India is currently the seventh-largest economy in the world.
It currently has an estimated population of about 1.34 bln people, or about 18 percent of the world’s population, according to the World Economic Forum. Despite its GDP dropping by roughly 5.7 percent in the quarter that ended June of this year, India remains the fastest growing large economy in the world — other than China.
If estimates are anything to go by, India will have overtaken China as the world’s most populous country by 2024, which would help solidify its position as the nation with the world’s largest youth population. The World Economic Forum also projects that India’s economy will be the second-largest economy in the world by 2050, with China occupying the first position.
In 2016, the Indian government, led by Prime Minister Narendra Singh Modi, announced that the nation’s two highest-denomination bank notes would cease to be legal tenders. At the time, the two denominations accounted for roughly 86 percent of cash in circulation in India. People who possessed the banknotes were to deposit them in the bank.

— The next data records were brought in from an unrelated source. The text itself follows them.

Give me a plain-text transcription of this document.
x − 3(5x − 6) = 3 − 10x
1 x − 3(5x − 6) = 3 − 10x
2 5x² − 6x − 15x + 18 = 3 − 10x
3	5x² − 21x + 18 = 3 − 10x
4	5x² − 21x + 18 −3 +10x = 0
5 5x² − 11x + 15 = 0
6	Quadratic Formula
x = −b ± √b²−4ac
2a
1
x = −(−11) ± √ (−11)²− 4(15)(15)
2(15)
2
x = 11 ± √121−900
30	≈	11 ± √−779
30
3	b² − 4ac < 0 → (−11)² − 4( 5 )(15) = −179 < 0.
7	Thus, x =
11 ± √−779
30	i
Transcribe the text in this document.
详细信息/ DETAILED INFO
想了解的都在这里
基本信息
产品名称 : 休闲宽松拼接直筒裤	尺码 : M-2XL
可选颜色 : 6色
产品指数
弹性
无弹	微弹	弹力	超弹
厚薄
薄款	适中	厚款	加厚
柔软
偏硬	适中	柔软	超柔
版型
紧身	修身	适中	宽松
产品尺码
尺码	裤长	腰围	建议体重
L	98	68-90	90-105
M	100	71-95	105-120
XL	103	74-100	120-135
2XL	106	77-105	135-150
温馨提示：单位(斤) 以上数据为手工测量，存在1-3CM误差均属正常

With the move, the Indian government aimed to punish tax evaders in retrospect. The logic was that people with hoards of “black money” would have to answer questions if they attempted to deposit the demonetized banknotes.

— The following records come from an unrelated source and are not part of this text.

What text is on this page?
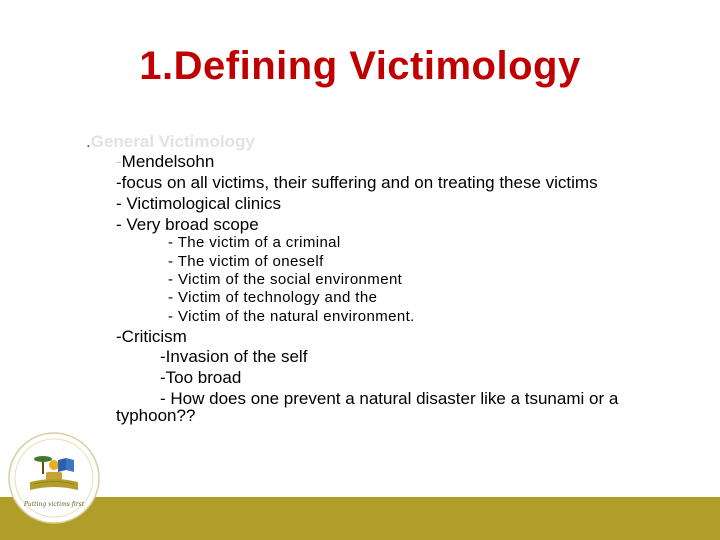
1.Defining Victimology
.General Victimology
-Mendelsohn
-focus on all victims, their suffering and on treating these victims
- Victimological clinics
- Very broad scope
- The victim of a criminal
- The victim of oneself
- Victim of the social environment
- Victim of technology and the
- Victim of the natural environment.
-Criticism
-Invasion of the self
-Too broad
- How does one prevent a natural disaster like a tsunami or a
typhoon??
Putting victims first
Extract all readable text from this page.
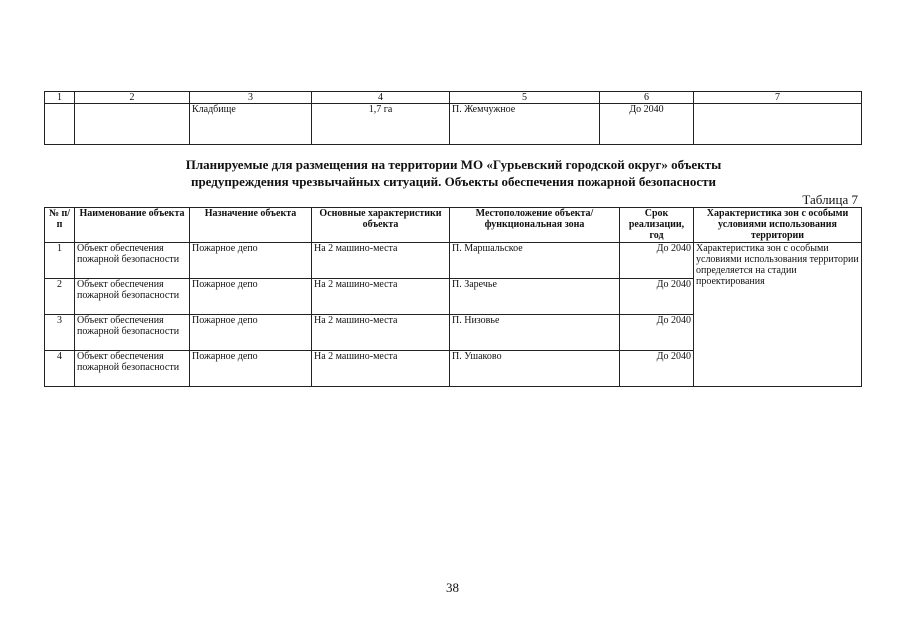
1	2	3	4	5	6	7
		Кладбище	1,7 га	П. Жемчужное	До 2040	
Планируемые для размещения на территории МО «Гурьевский городской округ» объекты
предупреждения чрезвычайных ситуаций. Объекты обеспечения пожарной безопасности
Таблица 7
№ п/п	Наименование объекта	Назначение объекта	Основные характеристики объекта	Местоположение объекта/функциональная зона	Срок реализации, год	Характеристика зон с особыми условиями использования территории
1	Объект обеспечения пожарной безопасности	Пожарное депо	На 2 машино-места	П. Маршальское	До 2040	Характеристика зон с особыми условиями использования территории определяется на стадии проектирования
2	Объект обеспечения пожарной безопасности	Пожарное депо	На 2 машино-места	П. Заречье	До 2040	
3	Объект обеспечения пожарной безопасности	Пожарное депо	На 2 машино-места	П. Низовье	До 2040	
4	Объект обеспечения пожарной безопасности	Пожарное депо	На 2 машино-места	П. Ушаково	До 2040	
38
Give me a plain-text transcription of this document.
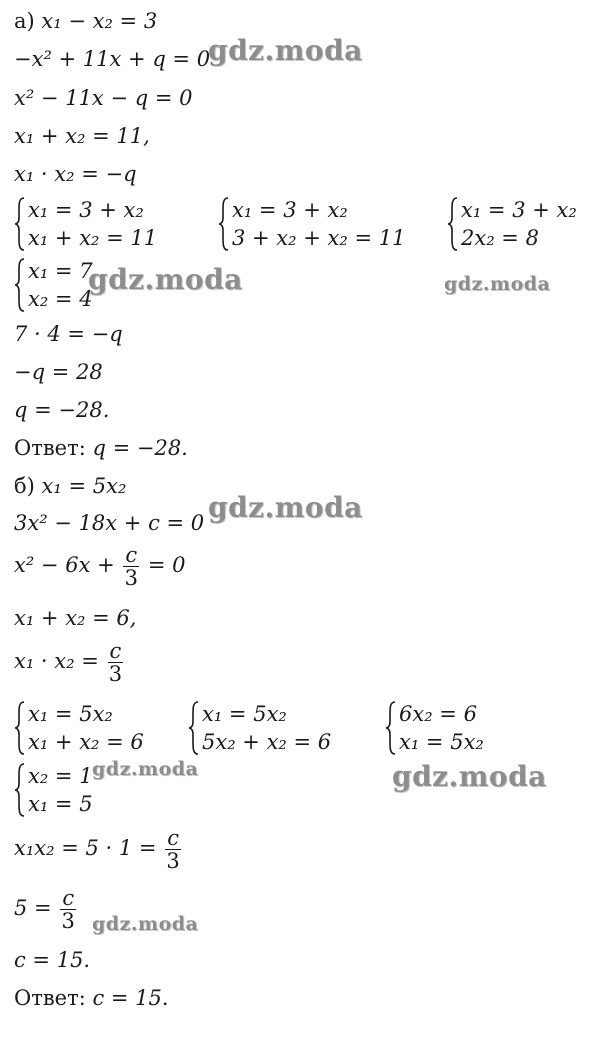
а) x₁ − x₂ = 3
−x² + 11x + q = 0
x² − 11x − q = 0
x₁ + x₂ = 11,
x₁ · x₂ = −q
x₁ = 3 + x₂
x₁ + x₂ = 11
x₁ = 3 + x₂
3 + x₂ + x₂ = 11
x₁ = 3 + x₂
2x₂ = 8
x₁ = 7
x₂ = 4
7 · 4 = −q
−q = 28
q = −28.
Ответ: q = −28.
б) x₁ = 5x₂
3x² − 18x + c = 0
$x^2 - 6x + \frac{c}{3} = 0$
x₁ + x₂ = 6,
$x_1 \cdot x_2 = \frac{c}{3}$
x₁ = 5x₂
x₁ + x₂ = 6
x₁ = 5x₂
5x₂ + x₂ = 6
6x₂ = 6
x₁ = 5x₂
x₂ = 1
x₁ = 5
$x_1x_2 = 5 \cdot 1 = \frac{c}{3}$
$5 = \frac{c}{3}$
c = 15.
Ответ: c = 15.
gdz.moda
gdz.moda	gdz.moda
gdz.moda
gdz.moda	gdz.moda
gdz.moda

While wealthy tax evaders were the target of the demonetization policy, it was the average Indian on the street that suffered the effects the most. At first, the policy led to an intense cash crunch, with Indians pictured queuing for hours at banks and automated teller machines, or ATMs. If you have a minute understanding of economics, you’d quickly realize that the slackened GDP growth in recent quarters found its root in the cash crunch that arose from the demonetization policy.
Poor as the policy might have been for average Indians, though, there were bright spots for proponents of a cashless economy. The World Economic Forum reported that the number of digital transactions in India increased following the demonetization policy — a plus for the government, who would now have increased ability to track the flow of money within the economy. The growth in digital transaction in India is, in turn, a big plus for Blockchain and cryptocurrency.